Henry J.M. Barnett, neurologist, known as Barney, was born in Newcastle-Upon-Tyne, United Kingdom, in 1922 and died in Toronto, Canada, on October 20, 2016. He was best known for randomized stroke-prevention trials: aspirin effectiveness to prevent stroke,1 lack of effectiveness of cerebral bypass,2 and effectiveness of carotid endarterectomy.3 Part of the success of these trials came from Barney's understanding of the value of an angiographic core lab for the studies; the success of the North American Symptomatic Carotid Endarterectomy Trial (NASCET) came, in part, from the core lab's insistence on consistent, reproducible stenosis quantification.
He was honored: Companion of the Order of Canada (the closest Canadian award to a UK knighthood), Honorary Doctor of Science at Oxford University, Stroke Research Award of Sweden's Karolinska Institute, and honorary membership in foreign medical societies including the Royal Society of Medicine (United Kingdom), Russian Academy of Medical Science, Indian Academy of Neurology, Hungarian Neurosurgical Society, and more.
He completed medical school at the University of Toronto in 1944, followed by Toronto residencies in medicine and neurology and then fellowships at Oxford and Queen Square. At Queen Square, he overlapped with Charlie Drake, a neurosurgery fellow. They developed both professional and personal relationships, with their families intertwined ever since (some of his grandchildren are Drakes).

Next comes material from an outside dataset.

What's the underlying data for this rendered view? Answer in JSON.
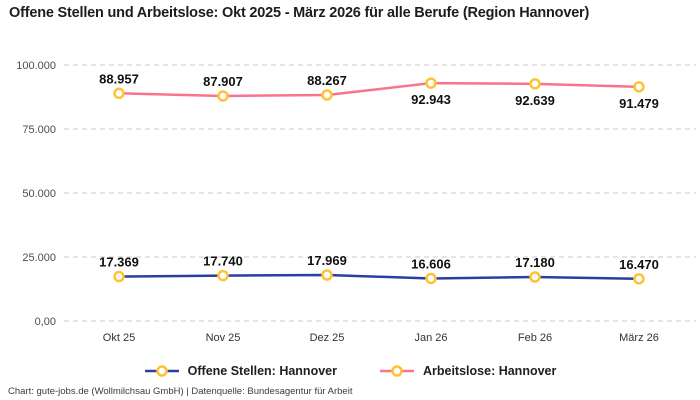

In the late 1960s, he moved from Toronto's Sunnybrook Hospital to join Drake in London, Ontario, to form an innovative combined university clinical neurosciences department. After I was recruited there in 1976, I saw a special atmosphere of combining neurology and neurosurgery into one academic department, plus neuropathology and neuroradiology. The CNS department's academics gave it a prominent place at the university table beside medicine and surgery; neurology was not considered merely to be one of many subsets of medicine or neurosurgery one of surgery.
As Editor-in-Chief of Stroke, Barney was careful to recuse himself from manuscripts sent from his own department. As I worked closely with Barney, I saw a master at work. He was on a first-name basis with those at the highest levels of NINDS, the Medical Research Council of Canada (now CIHR), and the Heart and Stroke Foundation of Canada (HSFC). NASCET received the largest NIH grant to date for foreign research. He was instrumental in including the word “stroke” in HSFC's name, unlike the American Heart Association. He proposed a new London Research Institute with unique governance separate from both hospital and university. His fundraising abilities were formidable. He visited the Conservative Premier of Ontario and returned with a large grant supporting the planned institute, now named for John Robarts, a former premier who experienced a series of debilitating strokes. Then, Barney visited the Liberal Prime Minster of Canada, who added another large contribution.
Every few days, without prior notice, we in neuroradiology were summoned to Barney's office to display innovative interventional materials and images of successful interventional neuroradiology cases for yet another visiting leader of industry, wealthy potential donor, and even the American ambassador. One time, the CEO of a multinational company was flown in from Europe and diverted from New York for an urgent consultation with Barney in London after a spell in his overseas office. We fit in a same-day CT and IV DSA (it was 1982); Barney gave him a clean bill of health, and he left town with a seat on the Institute's board after pledging a six-figure donation. We can claim that our neuroradiology work enabled the founding of the Robarts Research Institute.
Barney had diverse connections. In the early 1990s, he was a stroke consultant for the famous Lubavitcher Rebbe, who had a stroke in New York. After Barney was called at Princeton, he was escorted to New York by police, who closed the Lincoln Tunnel to get him quickly to the Rebbe. That night, I received a FedEx package containing a CT with instructions to phone my interpretation to Barney. A few months later, Barney was invited to a wedding of one of the Rebbe's family members in a Manhattan square just beneath the languishing Rebbe's hospital window. Barney told me that he and Mayor Rudy Guiliani were the only ones in the crowd not wearing black coats and fedoras.
Although Barney is known for his work regarding stroke, earlier in his career, he contributed to spinal cord disease research by his discovery and report of posttraumatic syringomyelia.4 Even without his work on stroke, he was already a recognized syrinx expert, especially for his monograph Syringomyelia.5
He was seriously interested in birds and preserving nature. As a boy, he skipped Sunday school to frequent Toronto lagoons with his binoculars. During his career, he would tell various foreign hosts that he wished to see local birds and would often be led on a bird walk by an ornithology institute director or university biology chair. He was an advocate of the Nature Conservancy of Canada (NCC) for the Happy Valley Forest in King Township, north of Toronto, where he owned property acquired when his children were young. He passed on his passion for nature in forests, ponds, and meadows to his children, grandchildren, and great-grandchildren. NCC published his detailed blog of flora and fauna.6 His successful campaign for preservation included hosting a Canadian Prime Minister in his own living room to drum up support. He was able to personally enable NCC with preservation of areas that housed threatened plant and animal species.